Jornalismo em tempo de guerras
No campo minado das verdades inventadas por fake news, a circulação livre da informação jornalística é fundamental
Enquanto, no Brasil, uma certa sanha regulatória invade a Suprema Corte para criminalizar a atividade jornalística pelo que pessoas falem nas entrevistas, no cenário conturbado das guerras de território o desafio é barrar a incidência de mentiras e falseamentos que recordam o enredo de “1984”, de George Orwell. Escrito justamente por um jornalista inglês como denúncia em forma de ficção, contra a escalada autoritária em nome de uma liberdade deturpada, a obra atravessou as últimas décadas do século passado, e chega atual no primeiro quarto do século 21. Vale mencionar os lemas do partido único governista e seu autoritarismo baseado na figura paternal e ameaçadora do Grande Irmão: “Guerra é paz, ignorância é força, liberdade é escravidão”.
Preocupada com o arsenal da desinformação, a organização Repórteres Sem Fronteiras lançou uma campanha para valorizar o jornalismo e nosso trabalho em busca da informação transparente e verdadeira, para ser transmitida ao público sem rodeios, com responsabilidade e em respeito à democracia e aos valores humanistas. A manipulação da opinião pública vem sendo observada em grande volume nos últimos meses, a partir sobretudo de contas russas, que chegam a afirmar que a invasão da Ucrânia não passa de uma encenação da OTAN (Organização dos países do Tratado do Atlântico Norte). Chamar a atenção dos cidadãos do planeta para a importância do jornalismo no combate às fake news é o objetivo da campanha, que será veiculada nos meios de comunicação convencionais e também nas mídias sociais, como uma espécie de antídoto ao compartilhamento da realidade forjada para iludir e gerar ódio, ao invés de compreensão.
“O trabalho dos jornalistas nos campos de batalha, na Ucrânia, no Oriente Médio e em todo o mundo é necessário para relatar a realidade dos fatos e reduzir o impacto da propaganda, manipulação e rumores”, diz da RSF. Para que a mensagem se propague e a desinformação reflua, a conscientização sobre a necessidade do trabalho jornalístico deve prevalecer sobre o desejo de somente receber informações que reforcem as próprias crenças e inclinações, mecanismo bem utilizado pelos disseminadores de fake news. É como se além das guerras entre povos e países, houvesse outra, difusa e mais difícil de se apaziguar: a guerra da mentira que alimenta a intolerância e a violência.
Desde o início do conflito entre Israel e o Hamas, 61 jornalistas morreram no exercício da profissão, segundo o Comitê para a Proteção dos Jornalistas relatou, dias atrás.
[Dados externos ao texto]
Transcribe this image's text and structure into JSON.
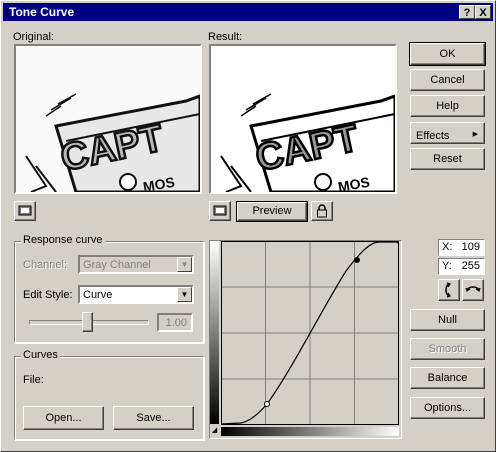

Se o risco à vida é inerente à cobertura das guerras, um risco menos visível, mas latente, se espalha por todo o mundo quando a democracia e a liberdade se defrontam com disposições geradas por informações falsas e antipatias insufladas no território virtual. É preciso que os defensores da liberdade e da justiça se mobilizem a favor da informação e da comunicação, e não contra, em ataques aos órgãos de imprensa e aos profissionais que se dedicam ao direito essencial da informação e crítica para todos os indivíduos.